Tools for Version Controlling Data#
Several tools are available to handle version controlling and sharing large files. Most of them integrate very well with Git and extend a repository’s capabilities to version control large files. With these tools, large data can be added to a repository, version controlled, reverted to previous states, or updated and modified collaboratively, and even shared via GitHub as small-sized files. Some of these tools include:
DVC#
DVC (open-source Version Control System for Machine Learning Projects) https://dvc.org/. DVC guarantees reproducibility by consistently maintaining a combination of input data, configuration, and the code that was initially used to run an experiment.
Git LFS#
Git LFS comes with a command-line extension to Git and allows you to treat files of any size alike, using standard Git commands. A major shortcoming, however, is that Git LFS is a centralised solution. Large files are not distributed but stored on a remote server. This usually requires setting up your server or paying for a service - which can make it very inaccessible.
git-annex
#
The git-annex
tool is a distributed system that can manage and share large files independent from a central service or server.
git-annex
manages all file content in a separate directory in the repository (.git/annex/objects
, the so-called annex) and only places file names with some metadata into version control by Git.
When a Git repository with an annex is pushed to a web-hosting service such as GitHub, the contents stored in the annex are not uploaded.
Instead, they can be pushed to a storage system (such as a web server, but also third party services such as Dropbox, Google Drive, Amazon S3, box.com, and many more).
If a repository with an annex is cloned, the clone will not contain the contents of all annexed files by default, but display only file names.
This makes the repository small, even if it tracks hundreds of gigabytes of data, and cloning fast, while file contents are stored in one or more free or commercial external storage solutions.
On-demand, any file content can then be obtained with a git-annex get
command from the external file storage.
git submodules#
Submodules allows to split the data in different repositories, while keeping everything under a single “parent” repository. It is very powerful, but difficult to use. Especially, using Git Branches in submodules make it complex to handle. However, this is the only tool listed here allowing to work with many files in a Git repository.
DataLad#
DataLad, builds upon git and git-annex.
Like git-annex
, it allows you to version control data and share it via third-party providers but simplifies and extends this functionality.
In addition to sharing and version controlling large files; it allows recording, sharing, and using software environments, recording and re-executing commands or data analyses, and operating seamlessly across a hierarchy of repositories.
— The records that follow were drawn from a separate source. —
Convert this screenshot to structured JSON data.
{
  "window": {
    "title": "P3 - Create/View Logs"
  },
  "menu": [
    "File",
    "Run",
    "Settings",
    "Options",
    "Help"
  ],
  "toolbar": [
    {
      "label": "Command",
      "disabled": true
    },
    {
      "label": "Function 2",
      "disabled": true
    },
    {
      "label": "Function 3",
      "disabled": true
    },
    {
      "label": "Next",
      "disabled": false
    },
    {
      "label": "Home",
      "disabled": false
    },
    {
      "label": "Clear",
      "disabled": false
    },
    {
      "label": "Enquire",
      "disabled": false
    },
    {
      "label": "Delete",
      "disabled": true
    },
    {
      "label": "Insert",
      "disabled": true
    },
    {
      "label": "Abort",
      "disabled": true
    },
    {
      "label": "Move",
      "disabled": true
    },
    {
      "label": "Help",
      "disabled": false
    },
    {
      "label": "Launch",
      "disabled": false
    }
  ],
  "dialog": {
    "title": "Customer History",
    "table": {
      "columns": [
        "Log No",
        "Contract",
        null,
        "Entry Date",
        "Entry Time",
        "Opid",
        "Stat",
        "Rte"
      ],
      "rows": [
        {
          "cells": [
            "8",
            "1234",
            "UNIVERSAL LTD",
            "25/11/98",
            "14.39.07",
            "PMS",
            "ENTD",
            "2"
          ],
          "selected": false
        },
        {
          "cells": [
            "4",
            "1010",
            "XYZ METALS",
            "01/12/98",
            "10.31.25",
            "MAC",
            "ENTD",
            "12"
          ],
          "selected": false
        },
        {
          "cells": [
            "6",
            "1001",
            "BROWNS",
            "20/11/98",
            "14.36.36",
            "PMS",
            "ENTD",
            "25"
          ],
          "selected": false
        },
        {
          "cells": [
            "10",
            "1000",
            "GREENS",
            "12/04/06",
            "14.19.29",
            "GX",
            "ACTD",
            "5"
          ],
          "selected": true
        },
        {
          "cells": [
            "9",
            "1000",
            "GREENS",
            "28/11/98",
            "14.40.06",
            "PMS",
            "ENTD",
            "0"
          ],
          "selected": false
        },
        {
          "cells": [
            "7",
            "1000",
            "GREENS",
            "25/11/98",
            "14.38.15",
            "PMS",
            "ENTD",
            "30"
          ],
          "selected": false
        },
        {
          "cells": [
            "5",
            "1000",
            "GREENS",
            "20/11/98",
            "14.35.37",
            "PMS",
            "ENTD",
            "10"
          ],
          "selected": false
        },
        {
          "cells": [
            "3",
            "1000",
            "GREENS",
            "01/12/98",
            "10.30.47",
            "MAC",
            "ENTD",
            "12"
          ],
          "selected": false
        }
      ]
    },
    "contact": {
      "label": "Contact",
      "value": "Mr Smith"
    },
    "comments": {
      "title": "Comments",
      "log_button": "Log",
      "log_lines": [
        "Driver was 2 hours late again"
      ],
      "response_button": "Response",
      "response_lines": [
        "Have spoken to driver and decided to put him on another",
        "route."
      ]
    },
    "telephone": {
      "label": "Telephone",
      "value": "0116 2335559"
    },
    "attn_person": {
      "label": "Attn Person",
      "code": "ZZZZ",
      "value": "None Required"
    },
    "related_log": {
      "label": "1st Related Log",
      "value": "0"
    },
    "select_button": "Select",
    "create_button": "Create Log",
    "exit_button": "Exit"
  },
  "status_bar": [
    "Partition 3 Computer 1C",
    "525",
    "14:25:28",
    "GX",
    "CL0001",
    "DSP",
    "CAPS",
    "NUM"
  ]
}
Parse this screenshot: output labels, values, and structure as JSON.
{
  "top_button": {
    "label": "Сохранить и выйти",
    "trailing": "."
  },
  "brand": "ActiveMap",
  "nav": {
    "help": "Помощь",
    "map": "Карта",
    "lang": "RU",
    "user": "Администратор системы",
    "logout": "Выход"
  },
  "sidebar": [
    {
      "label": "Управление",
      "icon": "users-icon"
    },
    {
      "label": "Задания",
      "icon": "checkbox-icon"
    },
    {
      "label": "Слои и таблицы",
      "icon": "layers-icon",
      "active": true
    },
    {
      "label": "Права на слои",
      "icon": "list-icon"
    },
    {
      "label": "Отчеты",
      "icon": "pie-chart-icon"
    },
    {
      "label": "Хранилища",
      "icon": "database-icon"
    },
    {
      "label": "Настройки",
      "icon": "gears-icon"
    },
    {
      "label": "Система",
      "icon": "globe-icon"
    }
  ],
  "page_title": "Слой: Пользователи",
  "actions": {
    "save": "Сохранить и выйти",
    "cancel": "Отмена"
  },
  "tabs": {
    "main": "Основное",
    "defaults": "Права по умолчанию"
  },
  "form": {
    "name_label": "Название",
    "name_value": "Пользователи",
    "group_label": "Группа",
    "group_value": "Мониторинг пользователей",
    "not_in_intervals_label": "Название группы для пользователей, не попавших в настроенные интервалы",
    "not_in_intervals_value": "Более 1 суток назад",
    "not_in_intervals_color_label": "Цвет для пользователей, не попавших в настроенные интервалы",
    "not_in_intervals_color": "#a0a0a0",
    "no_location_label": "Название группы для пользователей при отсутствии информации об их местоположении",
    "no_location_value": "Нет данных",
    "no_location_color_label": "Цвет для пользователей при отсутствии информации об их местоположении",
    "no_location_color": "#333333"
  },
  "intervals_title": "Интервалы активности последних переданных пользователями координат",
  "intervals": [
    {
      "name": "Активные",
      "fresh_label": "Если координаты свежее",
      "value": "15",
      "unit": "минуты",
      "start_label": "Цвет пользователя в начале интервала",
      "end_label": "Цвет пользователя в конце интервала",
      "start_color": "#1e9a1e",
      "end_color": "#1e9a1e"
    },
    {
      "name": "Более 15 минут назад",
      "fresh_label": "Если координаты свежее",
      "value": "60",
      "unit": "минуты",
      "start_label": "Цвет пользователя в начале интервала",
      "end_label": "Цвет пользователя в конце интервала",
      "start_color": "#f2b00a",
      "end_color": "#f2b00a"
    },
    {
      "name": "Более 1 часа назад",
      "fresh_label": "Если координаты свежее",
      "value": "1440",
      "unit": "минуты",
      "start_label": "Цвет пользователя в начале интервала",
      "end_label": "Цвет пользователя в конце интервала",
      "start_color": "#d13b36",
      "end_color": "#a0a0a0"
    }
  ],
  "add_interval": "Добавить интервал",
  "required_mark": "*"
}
Data versioning and inclusivity#
Data versioning in Git require the use of more complex tools, and this means that accessibility to the data will be more difficult. For instance, if you use datalad with Github, newcomers trying to see one of the large file will have difficulties: they will be able to see that the file exists, but will not be able to download or see it without cloning the repository and running git-annex or datalad commands.
So while using these tools will make Git commands to run faster, one may want to disable them for critical binary files, like presentations or pdfs. A solution can be to pack them in submodules, so that the repositories are keeping a small size.
As an example, we can take the repository creating the turing book. The repository is slow to work with, because a lot of binary files were used over the time. However, it makes the onboarding of new users easier.